En primer lugar, una obra de arte se muere en tanto en cuanto no desarrolla un vínculo entre dos sensibilidades a través de su intermediario: la sensibilidad del artista que ha concebido la obra, y la del amateur, el amante, que la aprecia.
El hecho mismo de sentir profundamente una obra de arte, y a continuación, propagar el entusiasmo, constituye una acción crítica incluso si sólo es oral. Un único amateur basta para restituir el verdadero valor de las obras ignoradas, de los artistas olvidados.
La existencia material de una obra de arte, de hecho, no vale nada por sí misma.
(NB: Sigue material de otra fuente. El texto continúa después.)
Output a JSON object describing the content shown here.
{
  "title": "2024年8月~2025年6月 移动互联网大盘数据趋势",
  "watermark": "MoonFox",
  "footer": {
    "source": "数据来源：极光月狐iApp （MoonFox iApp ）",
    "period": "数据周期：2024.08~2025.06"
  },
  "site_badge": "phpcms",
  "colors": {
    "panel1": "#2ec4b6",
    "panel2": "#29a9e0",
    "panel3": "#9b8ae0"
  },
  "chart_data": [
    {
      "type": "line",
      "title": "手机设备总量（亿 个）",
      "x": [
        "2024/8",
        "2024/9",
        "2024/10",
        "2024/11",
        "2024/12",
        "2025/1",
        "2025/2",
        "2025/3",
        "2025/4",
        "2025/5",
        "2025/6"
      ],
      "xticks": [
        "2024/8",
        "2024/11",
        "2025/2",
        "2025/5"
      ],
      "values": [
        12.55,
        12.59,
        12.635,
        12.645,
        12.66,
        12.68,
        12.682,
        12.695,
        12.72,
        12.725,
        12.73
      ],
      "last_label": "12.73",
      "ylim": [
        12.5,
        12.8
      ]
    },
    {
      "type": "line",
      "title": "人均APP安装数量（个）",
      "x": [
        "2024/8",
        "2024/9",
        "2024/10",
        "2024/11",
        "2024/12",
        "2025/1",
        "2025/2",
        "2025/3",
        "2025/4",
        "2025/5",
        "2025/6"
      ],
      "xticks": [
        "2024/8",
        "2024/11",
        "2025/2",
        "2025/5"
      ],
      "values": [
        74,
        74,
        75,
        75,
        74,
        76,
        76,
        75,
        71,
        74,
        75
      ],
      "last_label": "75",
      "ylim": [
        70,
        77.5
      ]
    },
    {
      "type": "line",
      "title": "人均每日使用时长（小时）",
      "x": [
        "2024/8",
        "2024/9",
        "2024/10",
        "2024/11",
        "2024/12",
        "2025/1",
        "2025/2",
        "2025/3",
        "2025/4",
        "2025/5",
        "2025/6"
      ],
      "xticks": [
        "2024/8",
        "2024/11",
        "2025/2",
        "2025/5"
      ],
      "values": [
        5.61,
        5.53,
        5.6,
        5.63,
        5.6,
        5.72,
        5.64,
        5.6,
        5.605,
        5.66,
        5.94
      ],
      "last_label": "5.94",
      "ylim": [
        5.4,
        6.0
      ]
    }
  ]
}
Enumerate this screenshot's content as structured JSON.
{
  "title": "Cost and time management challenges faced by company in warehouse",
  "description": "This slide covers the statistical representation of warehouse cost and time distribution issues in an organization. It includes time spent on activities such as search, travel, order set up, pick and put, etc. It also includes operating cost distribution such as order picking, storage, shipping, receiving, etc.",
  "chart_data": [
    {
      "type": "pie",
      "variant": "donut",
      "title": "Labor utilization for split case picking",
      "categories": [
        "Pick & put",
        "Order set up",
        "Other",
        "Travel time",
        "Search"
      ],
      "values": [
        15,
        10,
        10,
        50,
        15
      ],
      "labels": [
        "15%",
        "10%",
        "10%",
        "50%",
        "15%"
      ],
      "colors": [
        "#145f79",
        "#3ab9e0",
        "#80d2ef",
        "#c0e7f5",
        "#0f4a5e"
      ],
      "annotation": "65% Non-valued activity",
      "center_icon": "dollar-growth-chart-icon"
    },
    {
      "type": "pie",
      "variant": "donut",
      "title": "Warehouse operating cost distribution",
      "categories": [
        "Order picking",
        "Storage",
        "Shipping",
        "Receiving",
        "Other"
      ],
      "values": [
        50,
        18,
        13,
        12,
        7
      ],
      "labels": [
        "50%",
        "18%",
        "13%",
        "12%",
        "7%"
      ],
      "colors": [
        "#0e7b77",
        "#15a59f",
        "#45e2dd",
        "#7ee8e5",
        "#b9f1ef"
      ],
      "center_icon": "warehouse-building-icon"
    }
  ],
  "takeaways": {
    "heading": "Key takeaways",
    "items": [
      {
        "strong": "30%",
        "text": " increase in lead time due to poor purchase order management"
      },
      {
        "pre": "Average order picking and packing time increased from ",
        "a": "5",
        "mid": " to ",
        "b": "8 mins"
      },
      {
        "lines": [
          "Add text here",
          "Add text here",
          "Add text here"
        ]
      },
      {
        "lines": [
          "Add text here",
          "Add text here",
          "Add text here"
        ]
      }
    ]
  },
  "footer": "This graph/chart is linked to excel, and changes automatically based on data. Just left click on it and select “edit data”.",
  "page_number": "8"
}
Hasta 1952, ¿qué fue para nosotros, occidentales, Mizoguchi, el más grande quizás de todos los cineastas? Nada o simplemente un montón de rollos de película tan perdidos en los estudios nipones como Angkor Vat en la jungla.
El azar se dignó a preservarlos al igual que hizo con Pompeya, con la Venus de Milo, con Vermeer o Vivaldi. Su capricho bien hubiera podido destruirlos. ¿Qué quedaría hoy de todo eso? Ni siquiera un recuerdo, ni una sola idea.
Ciertamente, lo único que importa es la repercusión que las obras, que el arte, provocan en la conciencia de los seres humanos.
Las obras de arte viven en y gracias a ella.
La mejor prueba de ello se deriva del hecho de que las obras más expuestas a la vista de todo el mundo, e incluso las más alabadas, a menudo son tan desconocidas como sus hermanas, sepultadas bajo tierra o apartadas en el fondo de un desván. Incluso así, si una única sensibilidad no ha sido tocada en lo más profundo de sí misma, si no se ha extraído la vida ardiente contenida en la forma, y no ayuda al otro a compartir su emoción, la obra podrá haber sido mostrada al público más amplio que pueda imaginarse, pero se desvanecerá tan rápido como un espejismo.
La breve historia del cine está llena de ejemplos de películas que fueron contempladas por millones de espectadores, y sin embargo, son completamente desconocidas. Ha habido que dar a conocerde nuevo a Murnau y a Keaton, a Lang (segundo periodo), Hitchcock, Walsh, Hawks, Losey, etc.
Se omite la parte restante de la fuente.